In this paper, we propose a new approach, owing to the pioneering works carved out by Heidegger and Wittgenstein in the first half of 20th Century, to study Paradox in Philosophy and use it to develop new solutions to three ancient Greek paradoxes that were all discovered before Zeno’s Paradox and are discussed by Roy Sorensen in the first three chapters of his ‘A Brief History of Paradox’, i.e. Anaximander’s riddle of origin, Hiappasus’ finding of incommensurability in reality, and Parmenides’ argument against the possibility of thinking What is Not. In early times, they were treated as independent philosophical inquiries and there have been no positive answers to them. Our new solutions resolve them positively and show that the introduction of ‘Being of a Thing’ Concept as the key to all of them.
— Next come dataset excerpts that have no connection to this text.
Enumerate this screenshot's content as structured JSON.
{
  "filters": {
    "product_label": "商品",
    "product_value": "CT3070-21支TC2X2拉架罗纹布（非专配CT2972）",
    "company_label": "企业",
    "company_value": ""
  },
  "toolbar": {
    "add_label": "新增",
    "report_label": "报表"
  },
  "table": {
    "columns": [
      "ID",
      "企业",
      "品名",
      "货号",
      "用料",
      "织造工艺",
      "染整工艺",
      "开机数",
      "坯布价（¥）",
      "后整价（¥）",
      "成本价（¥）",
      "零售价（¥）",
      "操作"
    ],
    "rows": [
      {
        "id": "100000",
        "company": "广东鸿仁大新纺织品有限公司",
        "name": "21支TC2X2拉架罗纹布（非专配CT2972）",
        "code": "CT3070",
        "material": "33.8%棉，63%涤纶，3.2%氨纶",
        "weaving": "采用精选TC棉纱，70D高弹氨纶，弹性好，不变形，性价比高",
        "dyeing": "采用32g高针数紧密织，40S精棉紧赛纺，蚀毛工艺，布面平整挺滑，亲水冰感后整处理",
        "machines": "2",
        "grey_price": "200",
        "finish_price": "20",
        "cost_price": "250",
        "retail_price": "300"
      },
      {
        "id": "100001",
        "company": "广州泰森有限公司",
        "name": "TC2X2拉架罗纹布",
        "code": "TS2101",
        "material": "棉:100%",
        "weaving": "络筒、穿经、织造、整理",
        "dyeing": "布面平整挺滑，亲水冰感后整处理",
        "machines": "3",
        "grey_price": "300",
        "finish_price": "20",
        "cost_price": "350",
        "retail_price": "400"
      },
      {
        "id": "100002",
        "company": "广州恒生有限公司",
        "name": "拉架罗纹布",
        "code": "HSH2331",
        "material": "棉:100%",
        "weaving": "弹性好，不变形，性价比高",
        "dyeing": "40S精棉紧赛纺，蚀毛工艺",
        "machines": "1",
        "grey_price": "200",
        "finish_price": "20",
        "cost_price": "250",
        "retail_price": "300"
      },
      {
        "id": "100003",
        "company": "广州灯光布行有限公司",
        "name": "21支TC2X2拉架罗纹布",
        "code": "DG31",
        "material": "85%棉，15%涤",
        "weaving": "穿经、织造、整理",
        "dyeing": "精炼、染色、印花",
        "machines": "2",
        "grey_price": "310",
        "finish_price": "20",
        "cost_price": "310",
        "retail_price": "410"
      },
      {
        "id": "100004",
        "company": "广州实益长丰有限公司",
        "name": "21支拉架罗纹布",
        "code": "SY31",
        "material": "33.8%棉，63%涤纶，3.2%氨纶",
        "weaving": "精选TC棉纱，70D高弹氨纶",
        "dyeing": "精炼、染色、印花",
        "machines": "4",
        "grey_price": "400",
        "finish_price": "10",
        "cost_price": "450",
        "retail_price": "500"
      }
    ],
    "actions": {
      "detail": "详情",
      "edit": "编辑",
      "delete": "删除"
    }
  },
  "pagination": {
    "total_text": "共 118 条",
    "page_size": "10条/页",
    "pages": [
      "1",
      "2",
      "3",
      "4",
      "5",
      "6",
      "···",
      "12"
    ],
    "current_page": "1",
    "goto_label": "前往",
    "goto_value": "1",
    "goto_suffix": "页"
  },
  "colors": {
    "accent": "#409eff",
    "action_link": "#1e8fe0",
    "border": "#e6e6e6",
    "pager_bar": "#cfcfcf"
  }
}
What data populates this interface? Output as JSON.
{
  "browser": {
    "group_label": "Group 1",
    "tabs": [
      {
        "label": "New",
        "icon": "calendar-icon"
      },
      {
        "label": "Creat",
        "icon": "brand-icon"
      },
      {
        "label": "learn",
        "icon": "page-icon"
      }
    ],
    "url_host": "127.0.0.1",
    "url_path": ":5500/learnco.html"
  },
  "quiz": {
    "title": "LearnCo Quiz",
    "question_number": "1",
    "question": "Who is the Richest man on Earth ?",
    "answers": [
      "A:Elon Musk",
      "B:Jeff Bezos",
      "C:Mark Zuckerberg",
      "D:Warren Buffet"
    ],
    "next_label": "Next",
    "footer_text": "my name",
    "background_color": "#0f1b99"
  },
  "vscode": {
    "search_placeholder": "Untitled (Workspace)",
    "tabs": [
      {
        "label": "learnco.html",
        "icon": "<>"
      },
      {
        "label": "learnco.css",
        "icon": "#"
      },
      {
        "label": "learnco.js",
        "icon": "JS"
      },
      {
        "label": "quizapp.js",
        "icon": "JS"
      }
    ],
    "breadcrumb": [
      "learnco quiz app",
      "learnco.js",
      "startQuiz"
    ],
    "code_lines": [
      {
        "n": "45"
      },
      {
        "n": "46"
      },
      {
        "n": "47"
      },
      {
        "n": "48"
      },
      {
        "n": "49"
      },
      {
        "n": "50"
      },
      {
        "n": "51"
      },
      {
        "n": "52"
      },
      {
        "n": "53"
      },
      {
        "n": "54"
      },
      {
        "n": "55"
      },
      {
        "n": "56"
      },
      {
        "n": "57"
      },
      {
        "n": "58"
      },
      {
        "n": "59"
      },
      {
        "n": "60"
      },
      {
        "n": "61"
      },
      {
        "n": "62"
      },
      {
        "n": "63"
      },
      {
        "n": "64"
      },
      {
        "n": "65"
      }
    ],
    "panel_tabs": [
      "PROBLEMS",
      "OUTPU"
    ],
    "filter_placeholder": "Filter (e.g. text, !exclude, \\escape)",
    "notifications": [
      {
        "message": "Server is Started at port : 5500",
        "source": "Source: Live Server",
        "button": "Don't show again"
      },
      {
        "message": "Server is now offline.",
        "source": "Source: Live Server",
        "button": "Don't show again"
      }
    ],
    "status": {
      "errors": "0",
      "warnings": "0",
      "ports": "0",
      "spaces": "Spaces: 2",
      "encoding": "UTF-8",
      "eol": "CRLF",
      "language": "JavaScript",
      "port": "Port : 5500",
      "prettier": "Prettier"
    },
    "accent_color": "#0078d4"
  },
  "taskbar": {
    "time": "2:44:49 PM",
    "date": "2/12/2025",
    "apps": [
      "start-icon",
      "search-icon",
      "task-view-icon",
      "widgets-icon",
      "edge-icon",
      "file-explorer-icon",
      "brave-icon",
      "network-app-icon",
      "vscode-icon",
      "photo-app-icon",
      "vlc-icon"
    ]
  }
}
As these paradoxes are dealing with basic inquiries into elemental concepts in science such as the origination of universe (Chicken-and-Egg Question), mathematical nature of the reality, analytic structure of thoughts and intentionality etc., advances in the understanding of them is instrumental to new developments in the studies of the foundation of general science that will lead to significant progresses in frontier of various disciplines, e.g. Quantum Mechanics in Physics, Behavior Theory in Economics, Continuum Hypothesis in Mathematics, Human Consciousness in Psychology etc.. In addition, the outcome paves the way to exploring alternative solutions to Zeno’s Paradox so as to uncover a few pieces of fundamental truth about the universe and the human world.